Je pense que l’organisation est très à son aise avec les Suédois. Et maintenant, avec un Suédois, Patrik Allvin, comme DG, ils ont probablement plus d’informations sur ces joueurs.

Uffe Bodin, journaliste suédois

Burrows, fin observateur du hockey, a d’ailleurs rapidement souligné que les deux derniers choix de 1er tour des Canucks, Tom Willander et Jonathan Lekkerimaki, viennent du pays de Yaki-Da. Sauf que ce lien n’est pas non plus le fait d’un seul administrateur ; Pat Quinn et Jim Benning, pour ne nommer qu’eux, pigeaient également en Suède.

Tony Gallagher tente une piste. « À Vancouver, tu peux vivre dans le climat de ton choix. Tu peux aller au sud où c’est chaud. Ou tu peux aller à North Vancouver, dans les montagnes, et avoir de la neige. Plusieurs joueurs habitaient là à l’époque.

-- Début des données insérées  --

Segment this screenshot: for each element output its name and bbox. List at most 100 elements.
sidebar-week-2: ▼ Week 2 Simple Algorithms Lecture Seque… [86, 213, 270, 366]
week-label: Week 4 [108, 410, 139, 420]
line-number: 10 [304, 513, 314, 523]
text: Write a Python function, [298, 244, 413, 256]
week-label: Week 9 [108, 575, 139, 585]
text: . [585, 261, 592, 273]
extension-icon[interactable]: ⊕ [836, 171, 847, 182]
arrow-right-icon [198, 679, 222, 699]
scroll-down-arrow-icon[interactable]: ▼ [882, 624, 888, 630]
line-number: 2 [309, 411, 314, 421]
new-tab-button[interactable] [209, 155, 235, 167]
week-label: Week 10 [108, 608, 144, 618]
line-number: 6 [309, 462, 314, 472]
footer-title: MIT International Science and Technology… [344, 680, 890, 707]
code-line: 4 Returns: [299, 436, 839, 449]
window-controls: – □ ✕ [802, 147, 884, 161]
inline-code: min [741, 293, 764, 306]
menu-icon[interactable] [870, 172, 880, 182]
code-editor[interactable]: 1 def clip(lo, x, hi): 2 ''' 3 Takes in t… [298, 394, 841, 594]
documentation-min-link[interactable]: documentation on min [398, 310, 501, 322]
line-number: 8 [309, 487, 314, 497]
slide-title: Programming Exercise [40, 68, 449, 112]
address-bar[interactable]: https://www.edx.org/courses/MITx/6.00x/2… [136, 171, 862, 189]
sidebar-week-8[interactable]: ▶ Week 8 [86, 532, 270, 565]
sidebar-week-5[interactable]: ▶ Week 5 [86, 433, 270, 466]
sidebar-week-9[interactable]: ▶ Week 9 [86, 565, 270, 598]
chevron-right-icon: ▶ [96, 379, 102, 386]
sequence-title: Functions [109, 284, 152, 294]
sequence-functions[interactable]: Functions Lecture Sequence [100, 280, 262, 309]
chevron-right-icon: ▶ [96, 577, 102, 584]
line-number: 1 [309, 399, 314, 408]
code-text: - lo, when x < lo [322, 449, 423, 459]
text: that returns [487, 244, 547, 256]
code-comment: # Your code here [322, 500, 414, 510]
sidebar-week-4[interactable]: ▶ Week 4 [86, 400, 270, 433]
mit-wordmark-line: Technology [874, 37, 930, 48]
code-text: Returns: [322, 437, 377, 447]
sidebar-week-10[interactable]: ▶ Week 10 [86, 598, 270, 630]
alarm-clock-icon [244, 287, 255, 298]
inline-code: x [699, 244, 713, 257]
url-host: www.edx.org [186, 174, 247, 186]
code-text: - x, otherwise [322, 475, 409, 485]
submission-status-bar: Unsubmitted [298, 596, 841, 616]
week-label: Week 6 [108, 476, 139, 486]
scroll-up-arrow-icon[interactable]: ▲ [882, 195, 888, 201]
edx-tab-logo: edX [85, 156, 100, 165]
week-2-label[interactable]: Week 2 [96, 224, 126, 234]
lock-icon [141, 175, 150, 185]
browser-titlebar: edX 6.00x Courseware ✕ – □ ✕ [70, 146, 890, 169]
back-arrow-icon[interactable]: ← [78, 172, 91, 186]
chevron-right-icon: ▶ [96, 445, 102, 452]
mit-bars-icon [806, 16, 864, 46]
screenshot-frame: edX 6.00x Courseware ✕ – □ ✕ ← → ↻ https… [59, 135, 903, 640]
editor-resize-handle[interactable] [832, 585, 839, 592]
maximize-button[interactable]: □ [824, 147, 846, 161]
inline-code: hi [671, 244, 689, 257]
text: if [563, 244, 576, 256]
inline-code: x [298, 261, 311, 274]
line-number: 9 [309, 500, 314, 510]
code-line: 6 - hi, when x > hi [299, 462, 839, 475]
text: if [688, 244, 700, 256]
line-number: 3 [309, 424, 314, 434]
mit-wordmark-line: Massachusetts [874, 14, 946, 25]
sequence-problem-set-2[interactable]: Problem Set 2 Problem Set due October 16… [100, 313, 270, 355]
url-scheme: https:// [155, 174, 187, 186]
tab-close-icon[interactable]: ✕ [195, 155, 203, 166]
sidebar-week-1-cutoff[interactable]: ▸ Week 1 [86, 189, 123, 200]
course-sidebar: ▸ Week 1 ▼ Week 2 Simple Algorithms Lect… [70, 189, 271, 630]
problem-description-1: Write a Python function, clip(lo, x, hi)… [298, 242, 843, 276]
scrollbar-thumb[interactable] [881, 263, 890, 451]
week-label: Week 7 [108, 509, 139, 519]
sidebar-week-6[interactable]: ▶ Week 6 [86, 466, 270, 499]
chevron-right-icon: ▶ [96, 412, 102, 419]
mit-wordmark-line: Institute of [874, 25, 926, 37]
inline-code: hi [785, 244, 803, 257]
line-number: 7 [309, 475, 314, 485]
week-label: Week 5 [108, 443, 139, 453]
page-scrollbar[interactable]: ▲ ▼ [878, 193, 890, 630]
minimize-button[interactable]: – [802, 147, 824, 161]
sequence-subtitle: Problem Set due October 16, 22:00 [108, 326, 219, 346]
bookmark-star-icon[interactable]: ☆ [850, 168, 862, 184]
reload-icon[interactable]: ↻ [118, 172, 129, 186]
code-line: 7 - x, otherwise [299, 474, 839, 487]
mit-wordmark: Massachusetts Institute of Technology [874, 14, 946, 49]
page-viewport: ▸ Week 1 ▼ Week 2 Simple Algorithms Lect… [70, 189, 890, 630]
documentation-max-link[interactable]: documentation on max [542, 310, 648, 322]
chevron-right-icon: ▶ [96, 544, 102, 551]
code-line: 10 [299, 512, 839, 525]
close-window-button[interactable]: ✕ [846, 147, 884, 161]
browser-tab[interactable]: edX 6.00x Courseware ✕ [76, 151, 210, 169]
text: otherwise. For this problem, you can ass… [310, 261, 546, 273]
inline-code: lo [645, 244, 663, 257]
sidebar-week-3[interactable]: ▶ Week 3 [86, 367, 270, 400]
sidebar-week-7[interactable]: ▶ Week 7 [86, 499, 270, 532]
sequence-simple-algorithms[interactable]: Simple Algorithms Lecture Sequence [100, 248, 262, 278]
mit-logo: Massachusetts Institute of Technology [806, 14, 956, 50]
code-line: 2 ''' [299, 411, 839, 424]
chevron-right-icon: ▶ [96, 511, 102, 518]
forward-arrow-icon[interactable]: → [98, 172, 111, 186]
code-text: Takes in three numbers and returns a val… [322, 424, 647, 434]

Les Suédois ont souvent eu du succès à Winnipeg et au Minnesota, dans des climats similaires au leur. » Pour vous éviter la recherche, nommons Thomas Steen et Fredrik Olausson à Winnipeg, Ulf Dahlen et Jonas Brodin au Minnesota.

Ça varie d’une province à l’autre, mais je pense que les Suédois ont plus en commun avec les Canadiens qu’avec les Américains. Donc je pense qu’un Suédois va mieux s’intégrer à la société canadienne, où les gens sont plus détendus et terre à terre.

Uffe Bodin

Curieusement, cette longue tradition ne fait pas des Canucks une des équipes les plus populaires en Suède, selon Bodin, qui y couvre le hockey depuis deux décennies. Il nomme les Red Wings (Nicklas Lidström), les Maple Leafs (Börje Salming, Mats Sundin et William Nylander), les Rangers (Henrik Lundqvist) et l’Avalanche (Peter Forsberg).

Et le fait qu’ils aient un DG suédois ? « Même quand il a été promu chez les Penguins, plusieurs gens se demandaient tout simplement : qui est ce gars ? Parce qu’il n’a pas connu une très grande carrière de joueur. »

Ces filières de joueurs selon les pays demeurent fascinantes à étudier. Dans le cas précis de la Suède, on s’étonne de constater que hormis Mats Näslund, le Canadien n’a jamais vraiment exploité cette filière. Vous voulez torturer un partisan du Canadien ? Demandez-lui de nommer qui suit Näslund au chapitre des matchs joués par un Suédois dans l’histoire du club. Réponse en fin de texte.

Sauf que comme le rappelle Tony Gallagher, historiquement, la recette des Canucks n’a pas nécessairement été meilleure que celle du CH, même si les 31 ans sans Coupe Stanley pèsent lourd à Montréal.

« Regarde le nombre de Coupes Stanley de Montréal et de Vancouver, lance Gallagher. C’est un assez bon indicateur ! »

Réponse : Peter Popovic (303 matchs), Andreas Dackell (212) et Kjell Dahlin (166).